I have discovered an online treasure trove of articles and other resources for a nonfiction book project I'm working on, but I am at a loss how to organize them in any sort of logical, accessible way.

Right now I'm putting PDFs of articles relevant to a specific chapter in a folder devoted to that chapter, but there might be a sentence or two in an article that also are relevant to another chapter (say chapter 5). In a perfect world I could copy and paste those sentences onto a sort of "notecard" that could go into the folder for chapter 5, but maybe someone has already thought of this and there is an easy, tech-y solution I'm unaware of?
posted by Clustercuss to Writing & Language (3 answers total) 8 users marked this as a favorite
 
Best answer: Scrivener is fantastic for the notecard function; I use it in combination with zotero, which I use to organize the pdfs and generate formatted bibliographies.

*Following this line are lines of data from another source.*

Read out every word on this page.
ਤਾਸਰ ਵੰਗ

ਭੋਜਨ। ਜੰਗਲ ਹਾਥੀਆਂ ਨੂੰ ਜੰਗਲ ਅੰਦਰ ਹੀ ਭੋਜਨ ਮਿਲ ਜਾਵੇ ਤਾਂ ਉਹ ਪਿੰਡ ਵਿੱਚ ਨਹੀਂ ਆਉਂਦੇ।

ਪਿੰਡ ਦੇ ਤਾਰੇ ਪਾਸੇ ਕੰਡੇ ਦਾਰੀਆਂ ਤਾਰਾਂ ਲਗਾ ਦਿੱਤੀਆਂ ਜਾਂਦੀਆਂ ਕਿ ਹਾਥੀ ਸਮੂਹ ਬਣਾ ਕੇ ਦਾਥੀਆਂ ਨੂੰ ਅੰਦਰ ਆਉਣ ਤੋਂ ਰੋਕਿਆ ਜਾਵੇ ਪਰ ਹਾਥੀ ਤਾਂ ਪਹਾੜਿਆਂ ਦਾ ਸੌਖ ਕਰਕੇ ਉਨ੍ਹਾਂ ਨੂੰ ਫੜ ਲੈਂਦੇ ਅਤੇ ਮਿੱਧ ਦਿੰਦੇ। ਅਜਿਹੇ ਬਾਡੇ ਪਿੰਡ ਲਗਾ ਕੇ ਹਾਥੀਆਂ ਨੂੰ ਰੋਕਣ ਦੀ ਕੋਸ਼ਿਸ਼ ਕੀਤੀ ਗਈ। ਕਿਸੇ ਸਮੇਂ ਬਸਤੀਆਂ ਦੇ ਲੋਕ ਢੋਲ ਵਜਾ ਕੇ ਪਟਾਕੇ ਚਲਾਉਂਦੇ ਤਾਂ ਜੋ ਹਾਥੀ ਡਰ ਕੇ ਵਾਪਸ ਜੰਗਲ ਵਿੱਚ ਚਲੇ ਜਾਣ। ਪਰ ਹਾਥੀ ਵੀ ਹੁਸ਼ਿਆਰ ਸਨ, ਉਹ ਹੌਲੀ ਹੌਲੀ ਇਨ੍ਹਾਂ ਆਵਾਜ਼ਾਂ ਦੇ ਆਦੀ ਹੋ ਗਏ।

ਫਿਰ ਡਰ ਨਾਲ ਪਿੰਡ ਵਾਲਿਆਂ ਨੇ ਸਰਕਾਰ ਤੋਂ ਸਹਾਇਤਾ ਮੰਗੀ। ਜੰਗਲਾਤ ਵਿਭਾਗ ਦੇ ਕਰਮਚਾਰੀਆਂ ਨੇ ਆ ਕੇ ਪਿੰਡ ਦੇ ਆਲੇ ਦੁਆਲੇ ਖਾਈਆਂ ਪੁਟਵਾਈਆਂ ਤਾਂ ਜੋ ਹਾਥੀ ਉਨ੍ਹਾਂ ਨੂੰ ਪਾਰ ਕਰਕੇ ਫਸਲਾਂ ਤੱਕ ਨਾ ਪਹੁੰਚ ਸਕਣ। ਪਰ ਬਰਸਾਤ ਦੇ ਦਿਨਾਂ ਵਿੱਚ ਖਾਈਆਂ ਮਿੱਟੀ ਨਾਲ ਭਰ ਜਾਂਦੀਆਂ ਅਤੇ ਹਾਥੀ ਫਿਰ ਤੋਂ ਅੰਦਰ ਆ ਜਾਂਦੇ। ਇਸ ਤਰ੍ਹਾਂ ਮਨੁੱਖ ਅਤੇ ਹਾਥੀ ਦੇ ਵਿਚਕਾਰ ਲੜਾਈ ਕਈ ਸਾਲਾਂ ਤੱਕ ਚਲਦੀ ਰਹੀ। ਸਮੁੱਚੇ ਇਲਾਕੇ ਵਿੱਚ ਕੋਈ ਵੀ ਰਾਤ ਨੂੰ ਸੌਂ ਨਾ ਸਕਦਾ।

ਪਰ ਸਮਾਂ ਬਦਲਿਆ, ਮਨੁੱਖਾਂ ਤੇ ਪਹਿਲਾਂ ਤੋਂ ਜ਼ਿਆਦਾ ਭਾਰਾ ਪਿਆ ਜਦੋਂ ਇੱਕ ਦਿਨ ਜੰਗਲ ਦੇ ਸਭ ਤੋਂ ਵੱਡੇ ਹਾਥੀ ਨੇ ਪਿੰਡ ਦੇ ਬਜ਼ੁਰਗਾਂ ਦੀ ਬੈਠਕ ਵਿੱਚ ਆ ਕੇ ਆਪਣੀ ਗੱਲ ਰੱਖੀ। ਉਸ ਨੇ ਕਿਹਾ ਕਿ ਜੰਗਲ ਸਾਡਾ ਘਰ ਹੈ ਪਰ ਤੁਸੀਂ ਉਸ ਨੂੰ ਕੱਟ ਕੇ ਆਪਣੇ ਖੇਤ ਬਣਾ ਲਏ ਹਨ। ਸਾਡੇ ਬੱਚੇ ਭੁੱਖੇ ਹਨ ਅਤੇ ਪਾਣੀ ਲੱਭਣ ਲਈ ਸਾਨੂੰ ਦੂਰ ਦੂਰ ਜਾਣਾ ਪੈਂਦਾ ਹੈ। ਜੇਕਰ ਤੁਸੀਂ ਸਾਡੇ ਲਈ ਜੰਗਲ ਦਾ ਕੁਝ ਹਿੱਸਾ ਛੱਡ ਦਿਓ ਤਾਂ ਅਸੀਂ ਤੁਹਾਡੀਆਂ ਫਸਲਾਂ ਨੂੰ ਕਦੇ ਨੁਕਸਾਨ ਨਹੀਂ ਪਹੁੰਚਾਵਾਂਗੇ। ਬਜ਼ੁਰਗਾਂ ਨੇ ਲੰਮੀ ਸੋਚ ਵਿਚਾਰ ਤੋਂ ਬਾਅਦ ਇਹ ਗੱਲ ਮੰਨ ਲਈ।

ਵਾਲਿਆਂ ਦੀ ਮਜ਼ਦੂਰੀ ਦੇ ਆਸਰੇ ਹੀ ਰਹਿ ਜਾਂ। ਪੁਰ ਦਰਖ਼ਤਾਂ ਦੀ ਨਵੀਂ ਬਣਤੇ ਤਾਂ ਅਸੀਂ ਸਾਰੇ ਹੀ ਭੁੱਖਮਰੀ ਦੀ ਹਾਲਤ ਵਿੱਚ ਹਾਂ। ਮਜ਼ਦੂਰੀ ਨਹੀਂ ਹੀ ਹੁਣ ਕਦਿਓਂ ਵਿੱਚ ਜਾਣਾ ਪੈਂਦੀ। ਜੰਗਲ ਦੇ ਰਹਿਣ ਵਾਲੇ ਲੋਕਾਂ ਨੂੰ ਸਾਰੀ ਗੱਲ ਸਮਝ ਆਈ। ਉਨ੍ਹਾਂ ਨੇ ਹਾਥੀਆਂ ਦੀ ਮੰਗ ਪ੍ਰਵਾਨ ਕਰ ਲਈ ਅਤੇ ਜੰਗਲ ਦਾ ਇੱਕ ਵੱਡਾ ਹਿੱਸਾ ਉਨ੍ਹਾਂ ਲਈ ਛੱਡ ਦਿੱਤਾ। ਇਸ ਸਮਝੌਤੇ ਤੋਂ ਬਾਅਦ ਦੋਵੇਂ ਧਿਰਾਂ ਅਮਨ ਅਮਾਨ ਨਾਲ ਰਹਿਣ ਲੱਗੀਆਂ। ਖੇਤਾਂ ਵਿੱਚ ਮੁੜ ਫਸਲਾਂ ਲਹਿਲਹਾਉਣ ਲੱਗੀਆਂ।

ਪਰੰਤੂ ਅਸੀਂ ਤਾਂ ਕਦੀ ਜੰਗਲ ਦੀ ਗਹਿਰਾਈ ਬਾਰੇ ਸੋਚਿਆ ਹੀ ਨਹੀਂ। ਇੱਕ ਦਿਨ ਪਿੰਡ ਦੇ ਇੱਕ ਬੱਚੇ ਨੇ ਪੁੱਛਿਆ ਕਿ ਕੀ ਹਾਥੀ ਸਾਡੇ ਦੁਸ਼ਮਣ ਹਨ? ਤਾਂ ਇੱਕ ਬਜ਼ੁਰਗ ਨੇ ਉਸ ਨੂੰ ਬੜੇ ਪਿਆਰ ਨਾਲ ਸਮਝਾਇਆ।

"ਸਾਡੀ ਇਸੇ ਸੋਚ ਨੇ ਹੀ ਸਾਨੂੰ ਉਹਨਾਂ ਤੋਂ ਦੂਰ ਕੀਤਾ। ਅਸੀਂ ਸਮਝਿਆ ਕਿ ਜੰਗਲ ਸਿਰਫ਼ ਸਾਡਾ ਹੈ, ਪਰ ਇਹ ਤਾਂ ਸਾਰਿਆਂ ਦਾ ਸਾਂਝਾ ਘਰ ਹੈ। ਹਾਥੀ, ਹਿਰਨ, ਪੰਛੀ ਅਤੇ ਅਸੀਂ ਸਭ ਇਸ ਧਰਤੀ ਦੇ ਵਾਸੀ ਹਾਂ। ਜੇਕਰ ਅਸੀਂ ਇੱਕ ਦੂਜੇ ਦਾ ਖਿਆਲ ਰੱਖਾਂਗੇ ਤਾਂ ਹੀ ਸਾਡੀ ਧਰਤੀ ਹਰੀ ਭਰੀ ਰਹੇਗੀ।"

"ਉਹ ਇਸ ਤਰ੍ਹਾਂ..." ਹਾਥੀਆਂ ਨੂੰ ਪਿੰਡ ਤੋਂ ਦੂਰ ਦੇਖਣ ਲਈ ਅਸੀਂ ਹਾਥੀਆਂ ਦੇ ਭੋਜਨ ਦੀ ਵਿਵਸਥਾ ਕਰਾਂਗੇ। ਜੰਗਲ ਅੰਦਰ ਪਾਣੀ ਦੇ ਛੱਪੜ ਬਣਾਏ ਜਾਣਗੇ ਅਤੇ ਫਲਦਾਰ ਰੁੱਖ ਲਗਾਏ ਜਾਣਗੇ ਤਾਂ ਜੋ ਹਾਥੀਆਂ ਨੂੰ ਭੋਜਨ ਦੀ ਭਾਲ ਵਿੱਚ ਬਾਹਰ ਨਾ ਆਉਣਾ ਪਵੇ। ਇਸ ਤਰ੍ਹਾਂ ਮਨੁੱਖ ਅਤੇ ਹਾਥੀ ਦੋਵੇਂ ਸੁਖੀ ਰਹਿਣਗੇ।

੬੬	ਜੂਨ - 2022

Alexandra Samuel's recent JSTOR Daily blog entry describes her workflow with this combination.
posted by zepheria at 4:20 PM on June 11, 2020 [3 favorites]


Best answer: Endnote has a bit of a learning curve, but is a common tool in academia for this kind of thing I think.
posted by freethefeet at 4:41 PM on June 11, 2020


Best answer: If you use Zotero, install the Zotfile add on. It will find any highlighting or annotations you make in the PDFs and extract them as attached notes so they are searchable and exportable.